Ho iniziato tagliando delle stampe fotografiche di ritratti, ricomponendole con degli “errori” creando delle immagini ambigue, incongruenti dal punto di vista anatomico, che potessero suggerire identità frammentarie. Ho lasciato che le lame rimanessero a vista, facessero parte del lavoro finito e che accentuassero la divisione, il taglio, hanno preso le forme di elementi architettonici classici, dei canoni estetici. Lavorando a questo progetto mi sono reso conto che le lame hanno in se una potenza evocatrice, ho iniziato a concepirle da sole, come lavori finiti da esporre accanto ai ritratti.

Grata#8, Sergio Salomone 70x100cm, 2019
  • Ci racconti come sei partito dal concetto di “filtro” per stravolgerlo e trasformarlo in un ornamento nelle tue opere? 

Nel progetto “Grata” ho lavorato sul filtro pensandolo come elemento che si frappone alla traiettoria dello sguardo, tra osservatore e osservato. Potrebbe essere considerato come una metafora di un potere che si cela dietro nuove forme armoniche e rassicuranti, filantropiche e ancora non chiaramente riconoscibili, nei miei ritratti, infatti, il filtro è una decorazione fatta con un gioco per bambini. 

Oppure potrebbe essere interpretato come una nuova censura dell’individuo, pensando ad esempio ai social network, una domanda aperta su cosa possiamo perderci nella iper-esposizione mediatica. Vorrei comunque che rimanga un lavoro aperto a diverse chiavi di lettura.

  • Dalla libertà d’espressione all’identità. Perché in alcuni dei tuoi lavori ci presenti un’identità frammentata? 

Mi colpisce sempre quando guardo, ascolto o leggo una pubblicità, l’assiduità con cui viene trasmesso il messaggio “sii te stesso”, “libera la tua espressività”, ecc. Sembra essere il mantra egoico del nostro tempo.

Allo stesso modo siamo spronati ad esporre e a forzare la nostra immagine e i nostri gusti sui social. Mi chiedo cosa sarà dell’identità dei singoli se le tecniche di targhettizzazione, gli algoritmi sempre più efficaci, saranno in grado di “fornirci il nostro gusto” o influenzarlo drasticamente? Un po’ come pensare a quanto lo slogan “think different” ci abbia reso simili.

Canone#6, Sergio Salomone 32x5x5cm,2020

Biografia

Sergio è nato nel 1983 a Roma dove dopo essersi diplomato al liceo artistico Ripetta nel 2004, ha frequentato il corso di Storia dell’Arte all’Università la Sapienza preferendo affiancare sin dal principio uno studio teorico alla personale ricerca artistica.
Dal 2006 lavora come fotogiornalista, esperienza che matura l’affinità con il mezzo fotografico che tutt’ora copre un ruolo fondamentale nei suoi lavori.

Nel 2011 ad Halle in Germania, frequenta come studente ospite l’accademia di belle arti Burg Giebichenstein Kunsthochschule, dove realizza il primo lavoro della serie STARE successivamente esposto nel 2012 a Roma presso la galleria 22cc, curata da Cecilia Casorati.
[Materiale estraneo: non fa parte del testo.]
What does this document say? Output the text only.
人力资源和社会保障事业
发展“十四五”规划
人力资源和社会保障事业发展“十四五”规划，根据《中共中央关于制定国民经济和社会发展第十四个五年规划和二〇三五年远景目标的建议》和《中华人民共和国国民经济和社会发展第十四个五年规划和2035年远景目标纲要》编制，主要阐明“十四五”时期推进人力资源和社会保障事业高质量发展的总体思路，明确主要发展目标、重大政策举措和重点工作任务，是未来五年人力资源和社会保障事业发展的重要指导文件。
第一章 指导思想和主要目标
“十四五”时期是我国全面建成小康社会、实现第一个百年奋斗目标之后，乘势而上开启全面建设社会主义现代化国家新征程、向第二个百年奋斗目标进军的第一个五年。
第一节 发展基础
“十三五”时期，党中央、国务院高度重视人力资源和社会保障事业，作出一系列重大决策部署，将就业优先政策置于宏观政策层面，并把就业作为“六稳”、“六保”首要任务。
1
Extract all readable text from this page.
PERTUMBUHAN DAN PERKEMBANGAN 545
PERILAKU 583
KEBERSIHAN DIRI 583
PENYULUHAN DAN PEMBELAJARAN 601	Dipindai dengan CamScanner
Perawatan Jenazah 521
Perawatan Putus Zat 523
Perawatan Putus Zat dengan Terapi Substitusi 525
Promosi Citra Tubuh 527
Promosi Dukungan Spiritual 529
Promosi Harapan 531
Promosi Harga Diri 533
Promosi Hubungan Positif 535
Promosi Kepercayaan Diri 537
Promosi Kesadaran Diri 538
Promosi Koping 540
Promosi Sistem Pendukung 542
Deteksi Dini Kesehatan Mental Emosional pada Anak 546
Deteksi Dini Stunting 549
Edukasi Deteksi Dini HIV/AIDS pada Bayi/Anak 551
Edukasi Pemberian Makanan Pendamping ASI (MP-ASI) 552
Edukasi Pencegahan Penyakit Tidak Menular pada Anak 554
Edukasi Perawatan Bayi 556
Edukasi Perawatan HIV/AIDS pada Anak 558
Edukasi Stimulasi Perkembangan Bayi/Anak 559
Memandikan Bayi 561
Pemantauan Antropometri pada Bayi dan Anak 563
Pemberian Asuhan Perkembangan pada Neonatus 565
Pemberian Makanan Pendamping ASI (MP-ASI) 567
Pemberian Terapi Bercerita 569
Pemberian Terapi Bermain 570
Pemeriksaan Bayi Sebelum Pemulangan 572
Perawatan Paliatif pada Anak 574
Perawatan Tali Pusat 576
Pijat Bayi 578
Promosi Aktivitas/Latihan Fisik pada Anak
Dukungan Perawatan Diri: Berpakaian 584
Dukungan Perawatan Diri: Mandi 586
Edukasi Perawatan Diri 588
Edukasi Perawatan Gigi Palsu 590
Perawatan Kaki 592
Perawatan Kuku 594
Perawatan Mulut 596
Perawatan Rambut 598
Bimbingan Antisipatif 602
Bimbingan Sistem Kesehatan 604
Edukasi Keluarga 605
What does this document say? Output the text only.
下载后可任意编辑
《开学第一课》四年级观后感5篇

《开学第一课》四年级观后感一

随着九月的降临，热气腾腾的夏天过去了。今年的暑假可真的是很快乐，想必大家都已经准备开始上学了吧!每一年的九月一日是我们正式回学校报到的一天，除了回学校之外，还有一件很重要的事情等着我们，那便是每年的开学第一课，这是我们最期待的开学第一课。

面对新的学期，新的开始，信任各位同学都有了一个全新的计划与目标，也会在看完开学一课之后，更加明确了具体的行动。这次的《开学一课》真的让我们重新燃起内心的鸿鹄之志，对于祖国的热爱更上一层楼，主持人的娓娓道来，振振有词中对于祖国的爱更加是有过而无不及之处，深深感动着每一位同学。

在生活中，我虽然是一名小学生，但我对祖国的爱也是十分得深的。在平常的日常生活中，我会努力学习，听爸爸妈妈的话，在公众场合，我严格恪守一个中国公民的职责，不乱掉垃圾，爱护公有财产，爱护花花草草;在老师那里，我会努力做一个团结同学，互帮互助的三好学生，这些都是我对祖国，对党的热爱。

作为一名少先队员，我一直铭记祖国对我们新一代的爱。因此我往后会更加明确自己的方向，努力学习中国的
Si trasferisce a Torino nel 2014, dove dopo tre anni apre MUTA, uno spazio dedicato all’arte visiva e gioiello contemporaneo anche sede del suo studio.

La sua ricerca artistica si articola attraverso l’uso di diversi linguaggi visivi che spaziano dal mezzo fotografico, alla scultura, istallazione e video, volgendo in particolare l’attenzione  alla condizione di stasi e isolamento celata dietro l’apparente libertà di scelta offerta da una cultura capitalista.